The ability of a series of substituted kynurenic acids, thienopyridinonecarboxylic acids, and related compounds to inhibit the binding of nerve growth factor (NGF) to the p75 NGF receptor (NGFR) was evaluated in a radioligand binding assay that utilized a biotinylated derivative of the extracellular domain of p75 NGFR (p75ext) fixed to streptavidin-coated plastic wells. Two compounds, 6-aminokynurenic acid (5h) and the 3-methyl ester of 4,7-dihydro-2-methyl-7-oxothieno[3,2-b]pyridine-3,5-dicarboxylic acid (16), were found to inhibit the binding of [125I]NGF to p75ext with IC50 values in the low micromolar range. Other amino-substituted kynurenic acids also possessed activity at slightly higher concentrations. Several structural features seem to be essential, including the carboxylic acid, a polar group on the benzene ring (or thiophene ring, in the case of analogues of 16), and the C-4 carbonyl group in the pyridinone ring. These compounds were also found to inhibit the binding of [125I]NGF to its receptors in membranes from PC12 cells (which express p75 as well as trka receptors for NGF) and DG44-CHO cells (transfected with full length p75 NGFR). The available data for 5h and 16 do not allow the determination of whether the effects of these compounds are mediated by their interaction with NGF or the NGF receptors.

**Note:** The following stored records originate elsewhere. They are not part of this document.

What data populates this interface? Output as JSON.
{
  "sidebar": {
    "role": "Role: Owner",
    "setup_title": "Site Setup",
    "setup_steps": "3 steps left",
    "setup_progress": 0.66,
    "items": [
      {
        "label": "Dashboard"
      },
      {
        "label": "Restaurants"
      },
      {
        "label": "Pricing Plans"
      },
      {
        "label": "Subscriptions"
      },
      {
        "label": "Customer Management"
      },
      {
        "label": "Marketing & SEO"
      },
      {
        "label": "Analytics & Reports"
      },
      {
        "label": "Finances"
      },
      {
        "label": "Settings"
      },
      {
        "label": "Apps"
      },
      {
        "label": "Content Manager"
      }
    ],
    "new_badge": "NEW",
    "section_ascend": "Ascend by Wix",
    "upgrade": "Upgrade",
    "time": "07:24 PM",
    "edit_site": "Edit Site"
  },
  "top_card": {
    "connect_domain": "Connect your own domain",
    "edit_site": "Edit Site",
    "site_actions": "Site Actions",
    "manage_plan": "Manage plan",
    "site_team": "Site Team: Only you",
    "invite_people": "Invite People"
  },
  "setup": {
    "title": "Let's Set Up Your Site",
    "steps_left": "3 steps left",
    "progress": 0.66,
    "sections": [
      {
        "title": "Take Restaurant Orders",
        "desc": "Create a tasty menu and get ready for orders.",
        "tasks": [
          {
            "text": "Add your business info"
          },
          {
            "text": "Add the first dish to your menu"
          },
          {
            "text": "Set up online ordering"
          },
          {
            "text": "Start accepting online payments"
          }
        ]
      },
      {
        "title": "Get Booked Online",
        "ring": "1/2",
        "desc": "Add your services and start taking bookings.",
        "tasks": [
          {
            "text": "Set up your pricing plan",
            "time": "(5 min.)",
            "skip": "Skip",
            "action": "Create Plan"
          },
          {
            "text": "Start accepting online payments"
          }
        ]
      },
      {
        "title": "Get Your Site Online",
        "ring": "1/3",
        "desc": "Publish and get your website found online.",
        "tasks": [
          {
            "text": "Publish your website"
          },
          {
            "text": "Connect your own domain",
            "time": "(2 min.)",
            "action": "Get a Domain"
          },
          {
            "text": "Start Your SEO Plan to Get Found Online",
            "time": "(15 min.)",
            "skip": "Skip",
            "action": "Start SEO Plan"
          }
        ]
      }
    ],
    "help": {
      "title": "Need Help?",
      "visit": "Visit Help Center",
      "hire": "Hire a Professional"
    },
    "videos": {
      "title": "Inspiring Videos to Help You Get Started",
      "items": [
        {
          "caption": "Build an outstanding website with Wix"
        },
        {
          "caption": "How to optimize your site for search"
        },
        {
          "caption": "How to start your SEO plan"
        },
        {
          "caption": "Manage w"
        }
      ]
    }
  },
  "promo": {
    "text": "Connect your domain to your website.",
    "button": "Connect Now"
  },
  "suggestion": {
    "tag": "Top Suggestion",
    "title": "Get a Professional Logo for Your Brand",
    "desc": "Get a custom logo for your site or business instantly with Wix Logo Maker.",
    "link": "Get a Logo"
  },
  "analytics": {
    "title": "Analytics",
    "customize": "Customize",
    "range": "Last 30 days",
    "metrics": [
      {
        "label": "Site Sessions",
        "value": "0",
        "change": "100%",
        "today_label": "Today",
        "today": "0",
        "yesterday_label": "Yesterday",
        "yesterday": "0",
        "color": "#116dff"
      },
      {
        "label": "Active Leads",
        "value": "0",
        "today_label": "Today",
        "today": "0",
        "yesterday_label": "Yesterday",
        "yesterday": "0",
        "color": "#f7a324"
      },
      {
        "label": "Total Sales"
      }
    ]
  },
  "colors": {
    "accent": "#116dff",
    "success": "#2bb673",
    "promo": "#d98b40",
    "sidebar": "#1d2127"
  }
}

在一项放射性配体结合试验中,评估了一系列取代犬尿氨酸、噻吩并吡啶酮羧酸及相关化合物抑制神经生长因子(NGF)与p75 NGF受体(NGFR)结合的能力。该试验使用固定在链霉亲和素包被塑料孔上的p75 NGFR细胞外结构域(p75ext)的生物素化衍生物。发现两种化合物,即6-氨基犬尿氨酸(5h)和4,7-二氢-2-甲基-7-氧代噻吩并[3,2-b]吡啶-3,5-二羧酸的3-甲酯(16),能够抑制[125I]NGF与p75ext的结合,IC50值处于低微摩尔范围。其他氨基取代的犬尿氨酸在稍高浓度下也具有活性。几个结构特征似乎至关重要,包括羧酸、苯环(对于16的类似物则为噻吩环)上的极性基团以及吡啶酮环中的C-4羰基。还发现这些化合物能够抑制[125I]NGF与PC12细胞(表达p75以及NGF的trka受体)和DG44-CHO细胞(转染全长p75 NGFR)膜上受体的结合。关于5h和16的现有数据无法确定这些化合物的作用是否通过它们与NGF或NGF受体的相互作用介导。